In the Bhagavad-Gita of Hindu tradition there is the tale of Krishna urging Arijuna not to flee from life to find spirituality in the ascetic, in yogi rituals practiced in a cave, but rather to be part of the world and transform it by love and sharing his insight.
In the Buddhist tradition, there is the figure of the Bodhisattva, who dedlbates his practice to the freeing of all sentient beings from the cycle of Karma and who embraces suffering. (The First Noble Truth of Buddhism is that all of life is suffering or unsatisfactoriness.)
The only religious tradition I know of which might seem to argue that one is to find personal salvation by running away from the world and ignoring its needs is Gnosticism.

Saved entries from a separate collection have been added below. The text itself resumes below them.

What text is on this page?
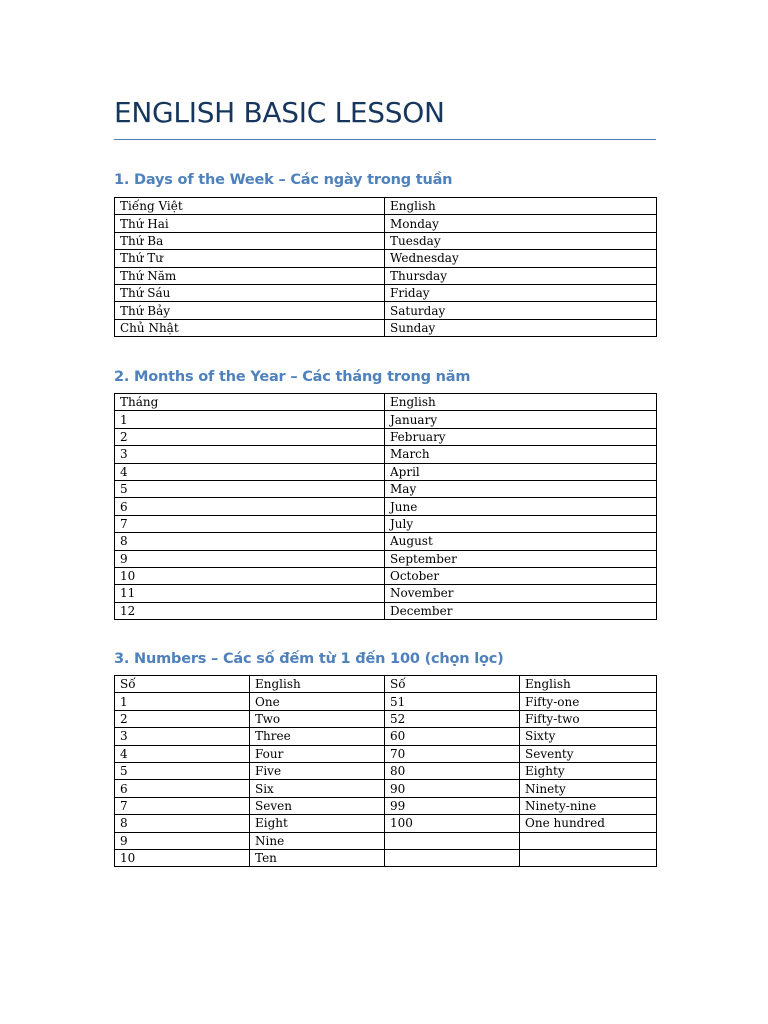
ENGLISH BASIC LESSON
1. Days of the Week – Các ngày trong tuần
Tiếng Việt	English
Thứ Hai	Monday
Thứ Ba	Tuesday
Thứ Tư	Wednesday
Thứ Năm	Thursday
Thứ Sáu	Friday
Thứ Bảy	Saturday
Chủ Nhật	Sunday
2. Months of the Year – Các tháng trong năm
Tháng	English
1	January
2	February
3	March
4	April
5	May
6	June
7	July
8	August
9	September
10	October
11	November
12	December
3. Numbers – Các số đếm từ 1 đến 100 (chọn lọc)
Số	English	Số	English
1	One	51	Fifty-one
2	Two	52	Fifty-two
3	Three	60	Sixty
4	Four	70	Seventy
5	Five	80	Eighty
6	Six	90	Ninety
7	Seven	99	Ninety-nine
8	Eight	100	One hundred
9	Nine		
10	Ten		
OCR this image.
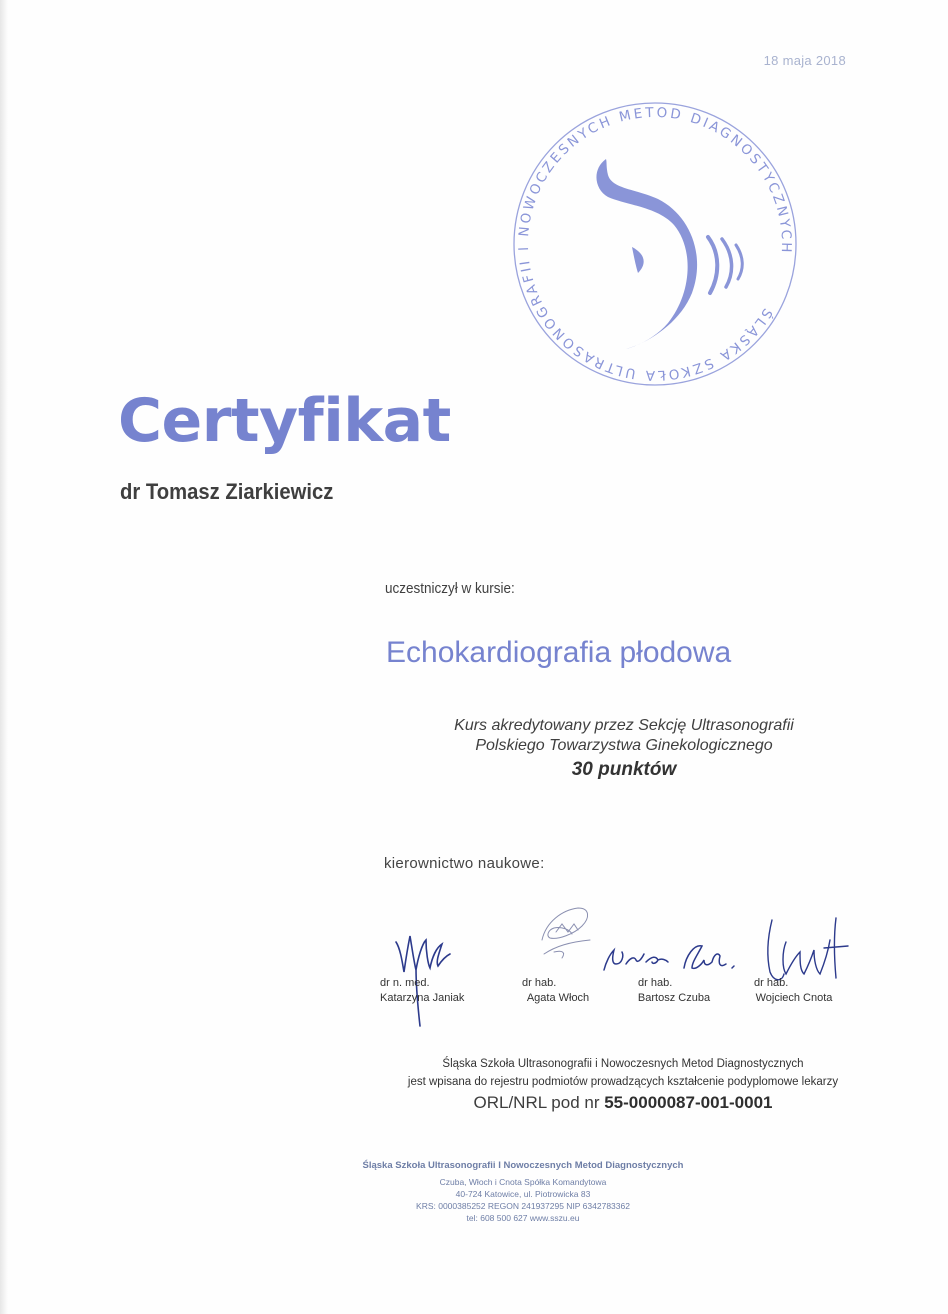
18 maja 2018
ŚLĄSKA SZKOŁA ULTRASONOGRAFII I NOWOCZESNYCH METOD DIAGNOSTYCZNYCH
Certyfikat
dr Tomasz Ziarkiewicz
uczestniczył w kursie:
Echokardiografia płodowa
Kurs akredytowany przez Sekcję Ultrasonografii
Polskiego Towarzystwa Ginekologicznego
30 punktów
kierownictwo naukowe:
dr n. med.
Katarzyna Janiak
dr hab.
Agata Włoch
dr hab.
Bartosz Czuba
dr hab.
Wojciech Cnota
Śląska Szkoła Ultrasonografii i Nowoczesnych Metod Diagnostycznych
jest wpisana do rejestru podmiotów prowadzących kształcenie podyplomowe lekarzy
ORL/NRL pod nr 55-0000087-001-0001
Śląska Szkoła Ultrasonografii I Nowoczesnych Metod Diagnostycznych
Czuba, Włoch i Cnota Spółka Komandytowa
40-724 Katowice, ul. Piotrowicka 83
KRS: 0000385252 REGON 241937295 NIP 6342783362
tel: 608 500 627 www.sszu.eu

Yet, if one believes as I do that "God" ultimately encompasses the totality of all being and that "God" is pertbct, then one must logically conclude that life, just as it is, is somehow perfect in a way we cannot comprehend from our limited perspective.
In that light, River's "pitching a fit" (as he would put it), was just another perfect piece in the perfect snowflake called life. Perhaps the best model for the "spiritual man" (a la River) is Marpa the Buddhist Bodhisattva, an enlightened one who, when he got mad, would hit people over the head with a stick! Marpa knew that "when anger rises, I am angry; when it is gone, I am not angry."